Structure - TiFu/APIChallenge3 GitHub Wiki
Structure
Our server spawns one process for data server and another instance for delivering the website and running the API.
Data Server
Data Server consists of four modules, each fulfilling one step of the analysis process. These modules need access to the API provided by Riot Games and is the only part of our application actively sending requests to the API.
Static Data
The static data modules updates the static data we hold in our database. This currently includes an update to the available champions which is run one time per day.
Data Collection
Data Collection is the heart of our application. It monitors the games each summoner plays and saves the new mastery points after the game.
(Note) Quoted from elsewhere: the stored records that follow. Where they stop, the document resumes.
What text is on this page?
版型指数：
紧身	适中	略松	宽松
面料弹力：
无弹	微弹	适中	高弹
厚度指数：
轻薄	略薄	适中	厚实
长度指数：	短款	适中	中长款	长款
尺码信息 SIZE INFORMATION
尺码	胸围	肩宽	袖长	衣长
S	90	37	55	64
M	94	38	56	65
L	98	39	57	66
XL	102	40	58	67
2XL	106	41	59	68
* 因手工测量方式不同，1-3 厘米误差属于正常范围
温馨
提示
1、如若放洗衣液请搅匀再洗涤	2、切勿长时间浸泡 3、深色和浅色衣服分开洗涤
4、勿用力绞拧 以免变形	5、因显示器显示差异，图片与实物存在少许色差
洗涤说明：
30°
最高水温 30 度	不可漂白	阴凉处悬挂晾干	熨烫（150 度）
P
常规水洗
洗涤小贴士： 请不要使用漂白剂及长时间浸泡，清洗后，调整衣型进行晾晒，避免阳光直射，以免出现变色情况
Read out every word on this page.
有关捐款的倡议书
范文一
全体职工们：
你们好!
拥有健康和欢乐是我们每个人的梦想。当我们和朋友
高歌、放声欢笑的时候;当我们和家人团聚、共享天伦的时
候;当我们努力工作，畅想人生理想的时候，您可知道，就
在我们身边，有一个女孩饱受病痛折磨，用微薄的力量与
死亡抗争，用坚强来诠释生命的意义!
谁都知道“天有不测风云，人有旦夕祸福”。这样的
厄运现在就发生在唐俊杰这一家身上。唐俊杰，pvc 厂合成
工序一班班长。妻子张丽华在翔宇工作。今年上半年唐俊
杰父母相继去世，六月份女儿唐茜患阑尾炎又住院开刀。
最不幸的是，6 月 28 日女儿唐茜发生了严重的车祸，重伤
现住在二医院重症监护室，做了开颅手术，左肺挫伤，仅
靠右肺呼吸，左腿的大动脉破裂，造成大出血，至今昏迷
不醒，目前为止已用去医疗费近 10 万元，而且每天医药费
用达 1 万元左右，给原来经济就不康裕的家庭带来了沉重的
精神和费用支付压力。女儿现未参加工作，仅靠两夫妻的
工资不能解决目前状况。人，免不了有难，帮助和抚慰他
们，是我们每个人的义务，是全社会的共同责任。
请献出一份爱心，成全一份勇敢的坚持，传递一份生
This module executes its routine every 20 minutes - this is the minimum amount of time in which a summoner can finish a normal/ranked game. In each iteration we request the recent games for each summoner and check if there is a new game. If there is one, we save the new state of the summoner's champion mastery for the champ in that game. This can be used to calculate the mastery gains in each game, which is done in the analysis module. This needs two requests per summoner every 20 minutes.
Analysis Module
The analysis module is responsible for calculating the mastery gains for each new game added by data collection. This is simply done by comparing the scores between the newest game and the game before that and subtracting the total mastery points after each game. These gains are then used to display different statistics like gains/game, average gains per week and champion rankings based on mastery performance to summoners visiting our website.
Current Mastery
The current mastery module updates mastery scores for each summoner each day so we can show the users some static statistics about their total mastery of champions such as grade distribution, level distribution etc.
Website
The website hosts the actual page visible to people visiting our site. It is based on a REST-API in the backend (which is documented in Endpoints. The frontend is based on angular and uses chart.j to visualize our statistics.